Most analysts keep in their numbers for 2012 and 2013 a massive improvement in profitability for those companies that buy long term contracted gas from Russia and Norway. The thesis on ENI, E.On, GDF-Suez and others is simple. These companies have been losing money on their long term contracts due to an agressive take-or-pay obligation. Basically these groups, in a strive to maintain giant market share and profit from their exposure to retail, reached agreements with the major suppliers of gas in conditions that looked very attractive ONLY if gas prices rose and demand continued to soar. As such, major suppliers locked in large take-or-pay contracts with oil-price-linked formulas based on the “conservative” bet that gas demand in Europe would rise by 2-2.3% pa from 2007-2020 and that gas prices would retain their historical link to oil prices.None of those things happened, and greed turned into loss. The accumulation of market share was part of the problem (most of these companies control c60% of market share in their countries), making them very exposed to GDP and demand growth.
… And demand growth vanished. European gas demand peaked in 2007 and is c9% below that level four years later.
The other problem was the bet on oil-gas link remaining, driving spot gas prices higher as demand soared. What happened is that spot gas prices collapsed by 15%, oil prices soared and the long-term contracts were overpriced versus flexible spot levels. This meant losses that reached levels of €1-1.5bn in 2010 for some companies. These losses are expected to turn to profit by 2013 through a combination of re-negotiation of contracts (mainly with Gazprom) and improvement of demand. Errrr…. not likely.
The bet was wrong on both sides (demand and price), and is likely to get worse mid-term, as demand growth estimates in Europe are overstated given the downward GDP revisions. Furthermore, Gazprom and Russia are in active discussions to build a 30BCM per annum pipeline to China, and the Yamal LNG project (where Total and Qatar are likely to be major players) will create a new export route for Russian gas. Therefore, Gazprom’s “urgency” to renegotiate the take-or-pay contracts is diminishing by the day. And their policy is now to preserve wealth (reserves) not to maximize volumes exported to Europe. Gazprom’s decline rates (4% pa, some see 6%) don’t justify a policy of “maximizing volumes at any cost”.

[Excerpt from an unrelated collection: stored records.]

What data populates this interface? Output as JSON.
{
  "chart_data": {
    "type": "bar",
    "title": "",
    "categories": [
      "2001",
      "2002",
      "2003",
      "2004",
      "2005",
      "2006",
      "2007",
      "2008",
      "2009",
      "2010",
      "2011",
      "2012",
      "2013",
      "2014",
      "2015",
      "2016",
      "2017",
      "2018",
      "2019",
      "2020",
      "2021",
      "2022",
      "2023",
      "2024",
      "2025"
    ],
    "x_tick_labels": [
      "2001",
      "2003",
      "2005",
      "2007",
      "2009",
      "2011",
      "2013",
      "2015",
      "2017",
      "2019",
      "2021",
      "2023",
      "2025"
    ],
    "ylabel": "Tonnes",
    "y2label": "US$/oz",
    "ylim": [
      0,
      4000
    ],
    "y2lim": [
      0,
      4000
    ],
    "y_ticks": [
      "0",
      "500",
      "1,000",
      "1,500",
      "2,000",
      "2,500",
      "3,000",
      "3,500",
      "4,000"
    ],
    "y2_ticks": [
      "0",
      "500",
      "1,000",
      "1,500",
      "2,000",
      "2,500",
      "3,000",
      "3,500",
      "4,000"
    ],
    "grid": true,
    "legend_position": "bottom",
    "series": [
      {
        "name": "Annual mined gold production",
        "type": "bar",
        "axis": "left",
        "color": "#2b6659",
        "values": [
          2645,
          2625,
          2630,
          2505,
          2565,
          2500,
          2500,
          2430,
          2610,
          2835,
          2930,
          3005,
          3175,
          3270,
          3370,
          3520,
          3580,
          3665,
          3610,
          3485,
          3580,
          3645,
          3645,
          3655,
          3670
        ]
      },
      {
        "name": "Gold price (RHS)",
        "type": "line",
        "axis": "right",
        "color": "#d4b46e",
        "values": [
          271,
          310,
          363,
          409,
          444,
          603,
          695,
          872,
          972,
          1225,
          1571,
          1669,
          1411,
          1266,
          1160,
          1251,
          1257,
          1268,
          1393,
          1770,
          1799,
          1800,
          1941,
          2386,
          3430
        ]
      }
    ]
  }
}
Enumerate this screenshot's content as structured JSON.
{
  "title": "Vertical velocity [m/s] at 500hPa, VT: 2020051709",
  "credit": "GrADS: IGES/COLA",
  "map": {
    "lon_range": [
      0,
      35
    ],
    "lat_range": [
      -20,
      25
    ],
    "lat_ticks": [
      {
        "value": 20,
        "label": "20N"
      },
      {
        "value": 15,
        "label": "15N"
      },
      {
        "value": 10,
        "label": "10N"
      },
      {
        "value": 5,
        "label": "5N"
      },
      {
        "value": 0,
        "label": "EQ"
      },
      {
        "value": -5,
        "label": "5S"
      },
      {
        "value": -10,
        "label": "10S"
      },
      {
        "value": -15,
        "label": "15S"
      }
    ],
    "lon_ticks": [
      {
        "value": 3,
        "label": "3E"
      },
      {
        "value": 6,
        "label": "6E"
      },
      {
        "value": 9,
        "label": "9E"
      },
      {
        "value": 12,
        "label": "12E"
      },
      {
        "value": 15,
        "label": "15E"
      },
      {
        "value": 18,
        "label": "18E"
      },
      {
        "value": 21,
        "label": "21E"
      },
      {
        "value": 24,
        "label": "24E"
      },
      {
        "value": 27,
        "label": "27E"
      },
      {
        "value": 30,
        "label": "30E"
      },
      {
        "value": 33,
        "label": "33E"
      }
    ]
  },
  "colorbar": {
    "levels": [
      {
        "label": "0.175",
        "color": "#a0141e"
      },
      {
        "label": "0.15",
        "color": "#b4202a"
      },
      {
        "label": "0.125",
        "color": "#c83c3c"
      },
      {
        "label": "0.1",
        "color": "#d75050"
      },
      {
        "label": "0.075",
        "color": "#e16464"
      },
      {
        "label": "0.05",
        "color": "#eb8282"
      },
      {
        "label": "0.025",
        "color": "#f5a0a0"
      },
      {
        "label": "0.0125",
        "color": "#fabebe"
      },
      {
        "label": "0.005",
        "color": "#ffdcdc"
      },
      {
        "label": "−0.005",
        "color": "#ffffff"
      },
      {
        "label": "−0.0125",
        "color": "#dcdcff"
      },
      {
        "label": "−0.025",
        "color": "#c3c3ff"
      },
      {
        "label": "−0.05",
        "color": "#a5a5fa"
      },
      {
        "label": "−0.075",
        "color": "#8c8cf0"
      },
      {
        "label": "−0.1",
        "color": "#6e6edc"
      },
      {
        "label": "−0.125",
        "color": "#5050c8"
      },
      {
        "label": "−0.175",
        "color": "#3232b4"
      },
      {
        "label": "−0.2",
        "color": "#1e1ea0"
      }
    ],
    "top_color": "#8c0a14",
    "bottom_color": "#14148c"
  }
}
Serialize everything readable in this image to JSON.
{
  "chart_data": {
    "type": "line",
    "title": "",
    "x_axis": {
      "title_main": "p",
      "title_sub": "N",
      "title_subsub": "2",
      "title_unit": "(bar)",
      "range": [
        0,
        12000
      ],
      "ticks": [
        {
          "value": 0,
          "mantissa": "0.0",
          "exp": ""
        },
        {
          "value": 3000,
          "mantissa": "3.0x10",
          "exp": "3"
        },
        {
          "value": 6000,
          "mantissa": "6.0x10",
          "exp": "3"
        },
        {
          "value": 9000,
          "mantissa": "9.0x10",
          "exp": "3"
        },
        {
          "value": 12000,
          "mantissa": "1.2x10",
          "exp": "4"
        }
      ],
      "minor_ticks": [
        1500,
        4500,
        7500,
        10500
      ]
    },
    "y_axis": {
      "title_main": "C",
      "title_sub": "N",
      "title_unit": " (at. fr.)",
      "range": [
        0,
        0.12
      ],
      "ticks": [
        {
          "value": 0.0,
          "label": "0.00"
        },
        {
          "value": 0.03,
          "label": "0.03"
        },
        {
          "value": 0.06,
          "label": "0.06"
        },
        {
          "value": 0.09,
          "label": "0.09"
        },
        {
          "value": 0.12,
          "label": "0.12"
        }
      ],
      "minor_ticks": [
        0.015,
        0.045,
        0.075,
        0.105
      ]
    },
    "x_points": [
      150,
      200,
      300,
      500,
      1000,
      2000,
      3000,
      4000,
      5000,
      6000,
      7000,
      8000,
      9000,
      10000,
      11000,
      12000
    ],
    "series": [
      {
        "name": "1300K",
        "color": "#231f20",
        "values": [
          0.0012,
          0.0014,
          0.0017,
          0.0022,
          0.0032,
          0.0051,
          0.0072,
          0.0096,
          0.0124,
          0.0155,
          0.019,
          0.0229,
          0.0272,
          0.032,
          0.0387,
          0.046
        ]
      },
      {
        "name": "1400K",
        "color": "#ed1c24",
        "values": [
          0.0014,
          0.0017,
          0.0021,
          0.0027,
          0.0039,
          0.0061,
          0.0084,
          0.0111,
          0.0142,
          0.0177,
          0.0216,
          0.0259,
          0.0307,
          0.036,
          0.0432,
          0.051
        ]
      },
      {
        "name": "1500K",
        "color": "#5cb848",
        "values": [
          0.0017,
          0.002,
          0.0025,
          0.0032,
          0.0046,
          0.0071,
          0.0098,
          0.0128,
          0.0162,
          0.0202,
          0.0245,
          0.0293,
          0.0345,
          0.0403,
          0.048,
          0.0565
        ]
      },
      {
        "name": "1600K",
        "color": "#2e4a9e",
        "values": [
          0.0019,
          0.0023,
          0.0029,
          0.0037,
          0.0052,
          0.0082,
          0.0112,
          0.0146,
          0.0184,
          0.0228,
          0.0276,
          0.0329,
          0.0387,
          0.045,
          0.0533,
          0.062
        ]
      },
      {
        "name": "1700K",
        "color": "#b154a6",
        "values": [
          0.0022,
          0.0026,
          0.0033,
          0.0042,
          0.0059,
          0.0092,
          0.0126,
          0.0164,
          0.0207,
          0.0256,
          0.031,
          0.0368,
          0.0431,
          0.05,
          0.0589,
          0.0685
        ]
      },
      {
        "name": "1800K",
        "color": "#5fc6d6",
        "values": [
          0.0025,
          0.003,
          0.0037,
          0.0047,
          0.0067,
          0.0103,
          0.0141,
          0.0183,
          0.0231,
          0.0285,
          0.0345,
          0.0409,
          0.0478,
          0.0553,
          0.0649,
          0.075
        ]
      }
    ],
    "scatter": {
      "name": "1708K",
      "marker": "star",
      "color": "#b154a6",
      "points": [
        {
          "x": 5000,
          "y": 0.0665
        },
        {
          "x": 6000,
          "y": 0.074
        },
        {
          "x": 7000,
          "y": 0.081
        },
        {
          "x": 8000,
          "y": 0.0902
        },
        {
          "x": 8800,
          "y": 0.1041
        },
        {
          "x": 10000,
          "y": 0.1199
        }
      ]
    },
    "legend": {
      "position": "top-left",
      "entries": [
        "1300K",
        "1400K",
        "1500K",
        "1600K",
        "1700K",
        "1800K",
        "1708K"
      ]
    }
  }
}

Well, see below a very interesting chart sent by Citigroup updating on the weakening environment for utilities as the oil-gas spread widens.
According to Citi “the spread is now back up to €7/MWh as you can see from the attached chart mostly driven from the appreciation of the US$ on which the oil basket that drives long-term gas prices is based. Midstream gas players should now be nearly 100% locked in through October 2012 and ~50% locked in through October 2013 at what they estimate to be a ~€5-5.5/MWh spread. So any incremental volumes sold from now on would actually be at a higher cost given today’s prices, exacerbating loss-making positions”.
The issue, as highlighted above, comes mainly for the giant market-share owners. European demand is unlikely to recover to 2007 levels until 2015, the flexibility of LNG and Asian demand is keeping the gas market in better conditions, but still oversupplied, and the strategic decision of revising take-or-pays goes radically against the political role of these giant companies as “security of supply” providers.
Expect earnings revisions to go…down.
ENI
Consensus expects a return to profitability from demand recovery and re-negotiation of contracts generating an uplift in EBITDA of between €1.5bn and €2bn. However, with Italian gas demand down by 4% in 9M 11 and new gas volumes coming from Libya (16mcm/day, or 1.5bcm in 2012 due to the opening of Greenstream) prices are falling further while ENI may be required to assume some Russian take-or-pay obligations, equivalent to an additional 2 bcm in 2012e, unless we see a favorable outcome from renegotiation with Gazprom on both flexibility and price, something that seems unlikely.
E.ON
Consensus expecting gas midstream business to come back to profit in 2013 with approximately 50/60% contracts renegotiated by end of 2012 Bull case: +€1bn in Ebitda 2012 and +€2bn Ebitda 2013. In a no-renegotiation bear case -€850m in Ebitda 2012 and -€1.7bn in Ebitda 2013
GDF-SUEZ
Concerning GDF-Suez, new negotiations are starting now on contractual clauses (renegotiation every 3 years). Normalization is expected by 2013 with still a wide range in the consensus: (+€1bn – +€2bn) €1bn delta on 2012e Ebitda of Gas division from one broker to another.